The Employment Appeal Tribunal's decision illustrates that employers must be careful that unspoken rules and other aspects of the workplace culture do not put employees with protected characteristics at a disadvantage. This case concerned a disabled employee but the same complaint might arise in relation to employees who require flexibility in their working hours to accommodate caring responsibilities or periods of religious observance. As the Employment Tribunal recognised, employees can feel under pressure to conform for commercial or political reasons, irrespective of whether or not their employer expressly requests that they work in a certain way.
The case also demonstrates the importance of careful management of any return to work after periods of sickness absence, whether for a physical or mental impairment. The Respondent had not received any medical reports regarding Mr Carreras health and prognosis. It relied upon his assessment of what he could do when increasing his hours following a short phased return.
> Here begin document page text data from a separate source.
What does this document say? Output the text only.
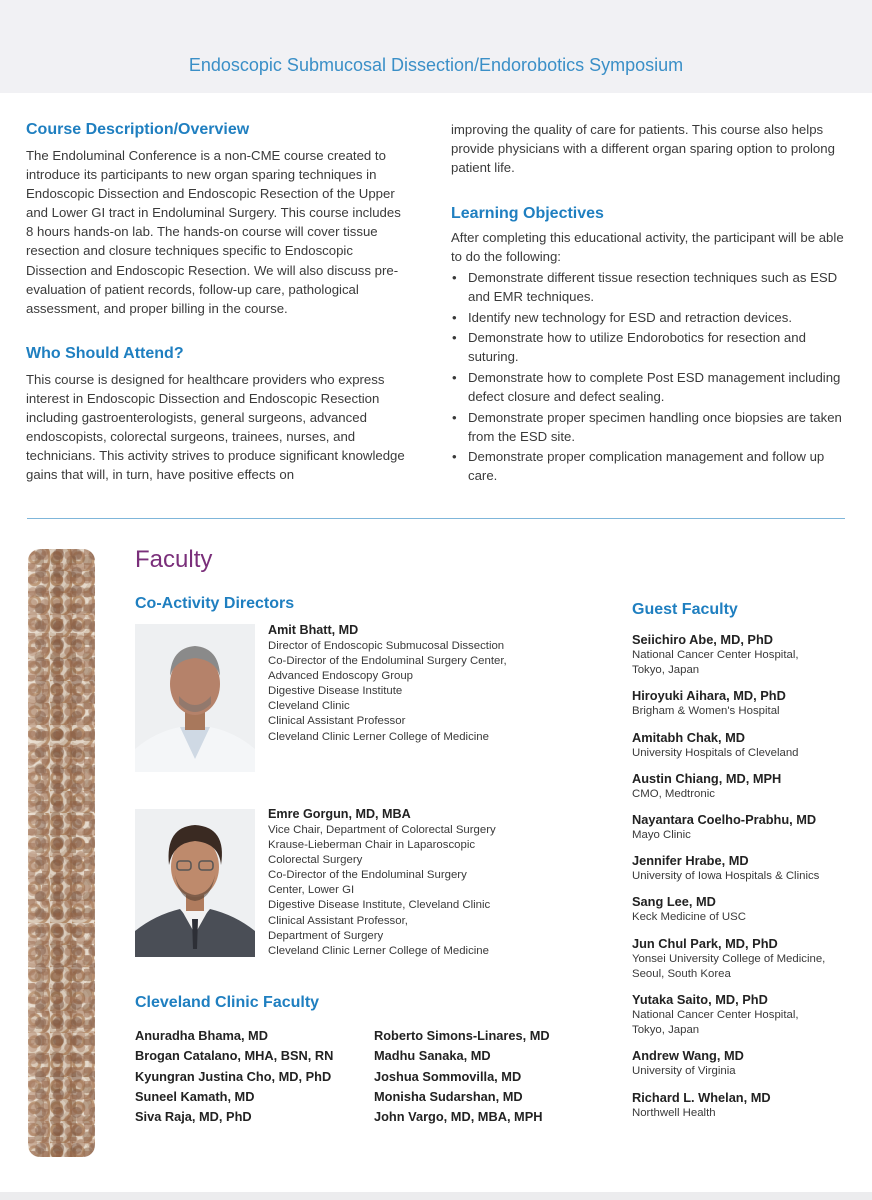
Endoscopic Submucosal Dissection/Endorobotics Symposium
Course Description/Overview

The Endoluminal Conference is a non-CME course created to introduce its participants to new organ sparing techniques in Endoscopic Dissection and Endoscopic Resection of the Upper and Lower GI tract in Endoluminal Surgery. This course includes 8 hours hands-on lab. The hands-on course will cover tissue resection and closure techniques specific to Endoscopic Dissection and Endoscopic Resection. We will also discuss pre-evaluation of patient records, follow-up care, pathological assessment, and proper billing in the course.

Who Should Attend?

This course is designed for healthcare providers who express interest in Endoscopic Dissection and Endoscopic Resection including gastroenterologists, general surgeons, advanced endoscopists, colorectal surgeons, trainees, nurses, and technicians. This activity strives to produce significant knowledge gains that will, in turn, have positive effects on

improving the quality of care for patients. This course also helps provide physicians with a different organ sparing option to prolong patient life.

Learning Objectives

After completing this educational activity, the participant will be able to do the following:

• Demonstrate different tissue resection techniques such as ESD and EMR techniques.
• Identify new technology for ESD and retraction devices.
• Demonstrate how to utilize Endorobotics for resection and suturing.
• Demonstrate how to complete Post ESD management including defect closure and defect sealing.
• Demonstrate proper specimen handling once biopsies are taken from the ESD site.
• Demonstrate proper complication management and follow up care.
Faculty
Co-Activity Directors
Amit Bhatt, MD
Director of Endoscopic Submucosal Dissection
Co-Director of the Endoluminal Surgery Center,
Advanced Endoscopy Group
Digestive Disease Institute
Cleveland Clinic
Clinical Assistant Professor
Cleveland Clinic Lerner College of Medicine
Emre Gorgun, MD, MBA
Vice Chair, Department of Colorectal Surgery
Krause-Lieberman Chair in Laparoscopic
Colorectal Surgery
Co-Director of the Endoluminal Surgery
Center, Lower GI
Digestive Disease Institute, Cleveland Clinic
Clinical Assistant Professor,
Department of Surgery
Cleveland Clinic Lerner College of Medicine
Guest Faculty
Seiichiro Abe, MD, PhD
National Cancer Center Hospital,
Tokyo, Japan
Hiroyuki Aihara, MD, PhD
Brigham & Women's Hospital
Amitabh Chak, MD
University Hospitals of Cleveland
Austin Chiang, MD, MPH
CMO, Medtronic
Nayantara Coelho-Prabhu, MD
Mayo Clinic
Jennifer Hrabe, MD
University of Iowa Hospitals & Clinics
Sang Lee, MD
Keck Medicine of USC
Jun Chul Park, MD, PhD
Yonsei University College of Medicine,
Seoul, South Korea
Yutaka Saito, MD, PhD
National Cancer Center Hospital,
Tokyo, Japan
Andrew Wang, MD
University of Virginia
Richard L. Whelan, MD
Northwell Health
Cleveland Clinic Faculty
Anuradha Bhama, MD
Brogan Catalano, MHA, BSN, RN
Kyungran Justina Cho, MD, PhD
Suneel Kamath, MD
Siva Raja, MD, PhD
Roberto Simons-Linares, MD
Madhu Sanaka, MD
Joshua Sommovilla, MD
Monisha Sudarshan, MD
John Vargo, MD, MBA, MPH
This appears to have caused difficulties when Mr Carreras initially requested late work, leading to an assumption that this no longer presented him with any difficulties.
While the efforts being made by the financial services sector to break the long hours culture are welcome, some of the initiatives also acknowledge that such flexibility cannot be guaranteed when a deal is underway. This is understandable but strikes a note of caution as to whether "commercial and political" realities will take precedence and employees will continue to work excessive hours to meet their expectations of their employers, whether or not such expectations are communicated as a request or a requirement. In the Carreras case, the employer had initially requested late working before assuming that this would happen. It would be interesting to explore whether an employer who made no requests but rewarded employees who did work long hours, through promotion or other opportunities, would also be operating a PCP.